NAD refers to Nicotinamide adenine dinucleotide, found in all living cells, NAD with the CAS NO. of 53-84-9 and the chemical formula of C21H27N7O14P2 is called a dinucleotide because it consists of two nucleotides joined through their phosphate groups. One nucleotide contains an adenine nucleobase and the other nicotinamide NAD exists in two forms: an oxidized and reduced form, abbreviated as NAD+ and NADH (H for hydrogen), respectively.
In metabolism, nicotinamide adenine dinucleotide is involved in redox reactions, carrying electrons from one reaction to another. The cofactor is, therefore, found in two forms in cells: NAD+ is an oxidizing agent – it accepts electrons from other molecules and becomes reduced. This reaction, also with H+, forms NADH, which can then be used as a reducing agent to donate electrons. These electron transfer reactions are the main function of NAD. However, it is also used in other cellular processes, most notably as a substrate of enzymes in adding or removing chemical groups to or from, respectively, proteins, in posttranslational modifications. Because of the importance of these functions, the enzymes involved in NAD metabolism are targets for drug discovery.

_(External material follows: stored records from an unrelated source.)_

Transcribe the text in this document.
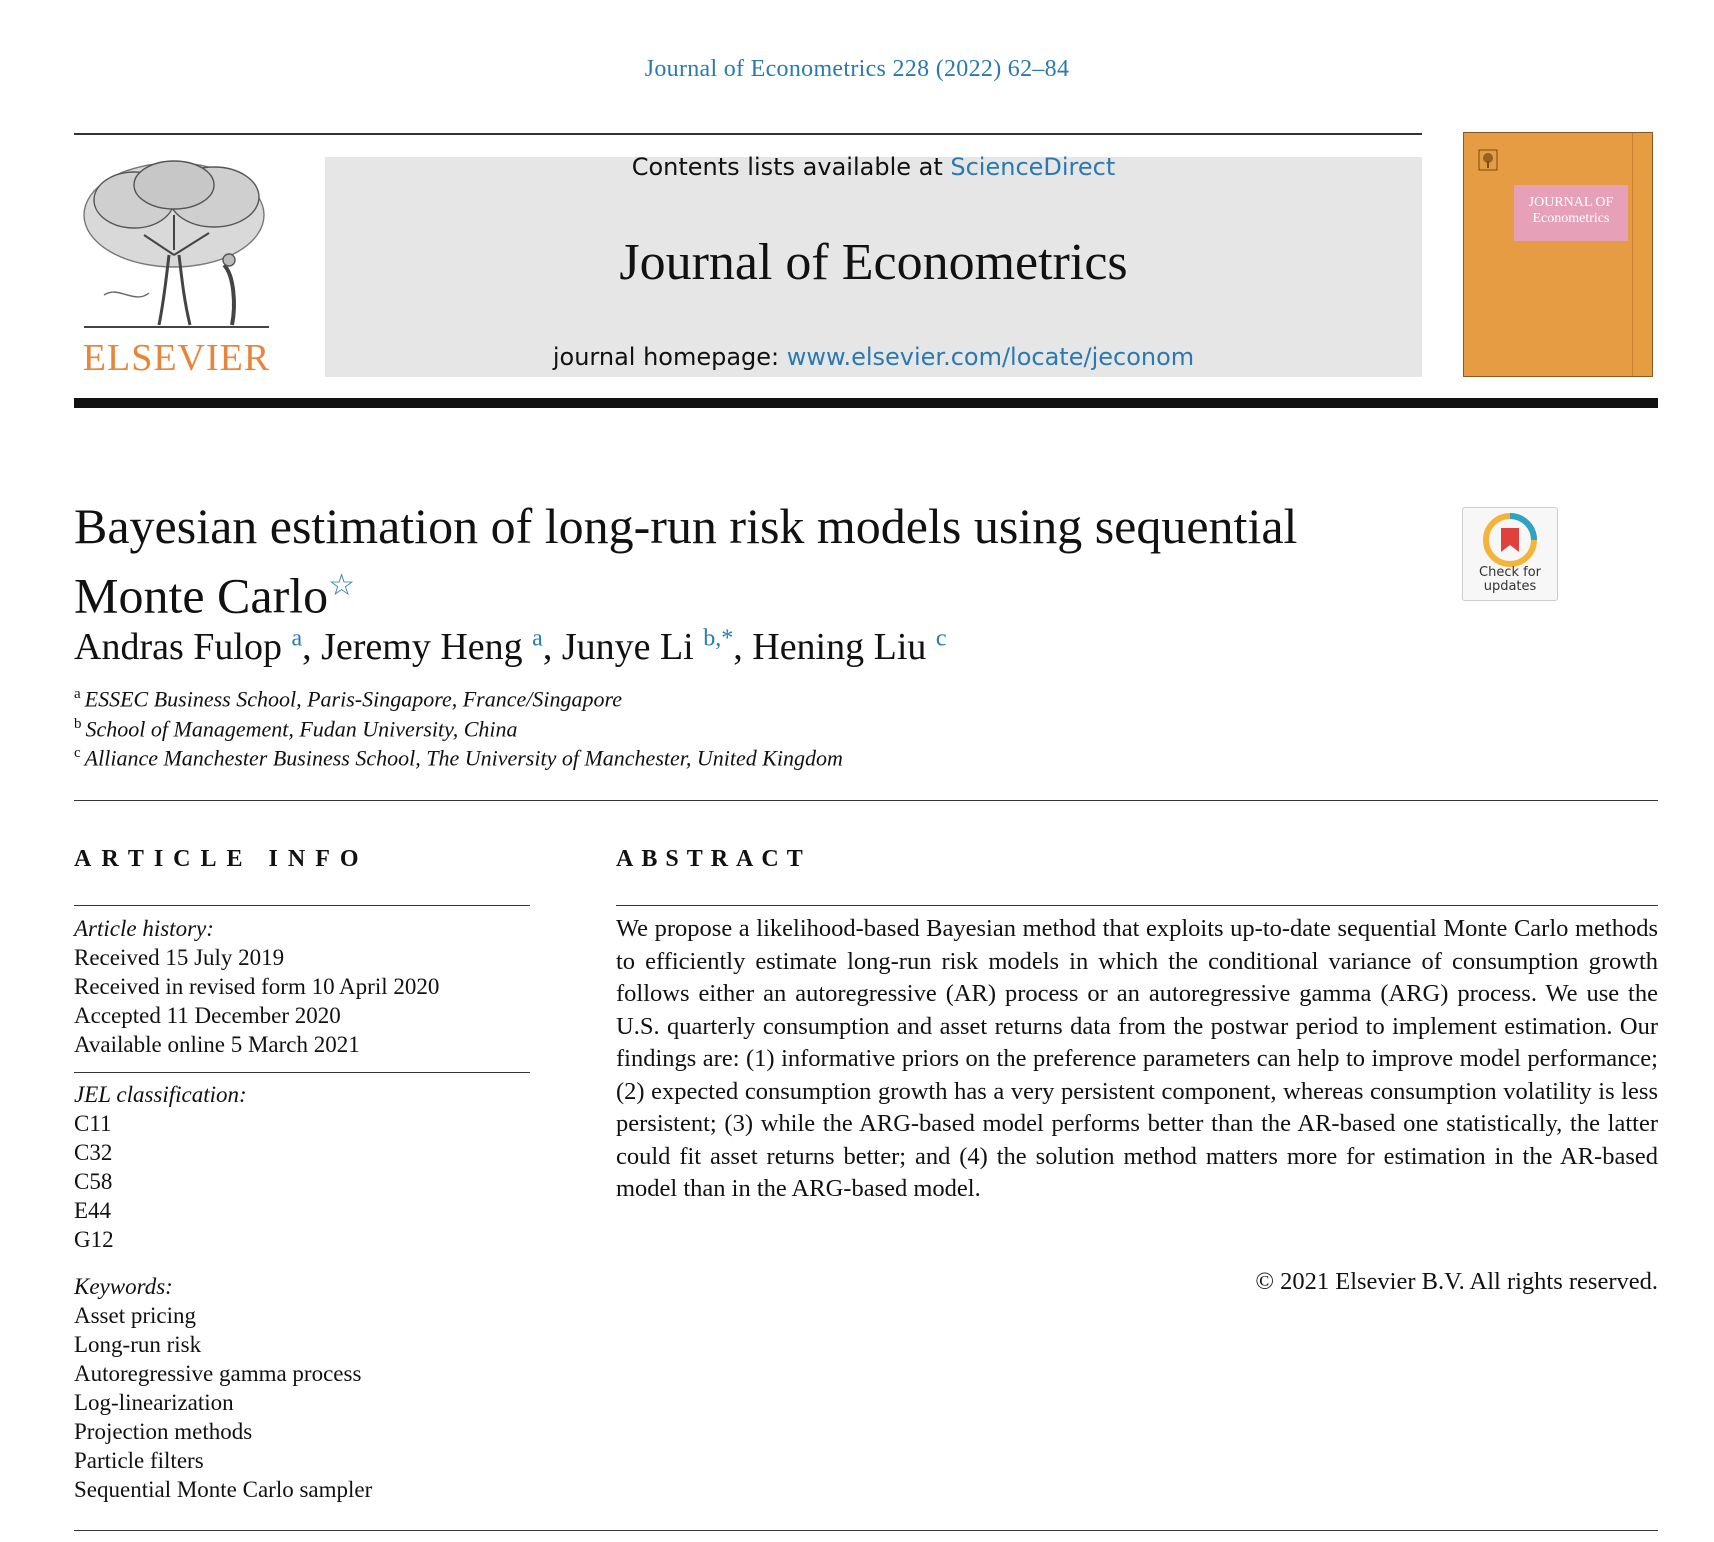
Journal of Econometrics 228 (2022) 62–84
ELSEVIER
Contents lists available at ScienceDirect
Journal of Econometrics
journal homepage: www.elsevier.com/locate/jeconom
JOURNAL OF
Econometrics
Bayesian estimation of long-run risk models using sequential
Monte Carlo☆	Check for
updates
Andras Fulop $^a$, Jeremy Heng $^a$, Junye Li $^{b,*}$, Hening Liu $^c$
$^a$ ESSEC Business School, Paris-Singapore, France/Singapore
$^b$ School of Management, Fudan University, China
$^c$ Alliance Manchester Business School, The University of Manchester, United Kingdom
ARTICLE INFO
Article history:
Received 15 July 2019
Received in revised form 10 April 2020
Accepted 11 December 2020
Available online 5 March 2021
JEL classification:
C11
C32
C58
E44
G12
Keywords:
Asset pricing
Long-run risk
Autoregressive gamma process
Log-linearization
Projection methods
Particle filters
Sequential Monte Carlo sampler
ABSTRACT
We propose a likelihood-based Bayesian method that exploits up-to-date sequential Monte Carlo methods to efficiently estimate long-run risk models in which the conditional variance of consumption growth follows either an autoregressive (AR) process or an autoregressive gamma (ARG) process. We use the U.S. quarterly consumption and asset returns data from the postwar period to implement estimation. Our findings are: (1) informative priors on the preference parameters can help to improve model performance; (2) expected consumption growth has a very persistent component, whereas consumption volatility is less persistent; (3) while the ARG-based model performs better than the AR-based one statistically, the latter could fit asset returns better; and (4) the solution method matters more for estimation in the AR-based model than in the ARG-based model.
© 2021 Elsevier B.V. All rights reserved.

In organisms, NAD can be synthesized from simple building-blocks (de novo) from either tryptophan or aspartic acid, each a case of an amino acid; alternatively, more complex components of the coenzymes are taken up from nutritive compounds such as niacin; similar compounds are produced by reactions that break down the structure of NAD, providing a salvage pathway that “recycles” them back into their respective active form.
Some NAD is converted into the coenzyme nicotinamide adenine dinucleotide phosphate (NADP); its chemistry largely parallels that of NAD, though predominantly its role is as a cofactor in anabolic metabolism.
NAD Powder is a white or off-white solid manufactured by a special technique. NAD(Nicotinamide Adenine Dinucleotide) is a coenzyme composed of two nucleotides, adenine and nicotinamide, that plays a critical role in cellular energy metabolism by carrying electrons from metabolic reactions to the electron transport chain in the mitochondria to generate ATP. It also plays a role in regulating DNA repair, gene expression, and cell signaling. NAD is a vital molecule for the cell's survival and function, and its levels decrease with age, leading to the impairment of these processes. NAD+ supplements are being researched for their potential anti-aging benefits and ability to improve cellular function.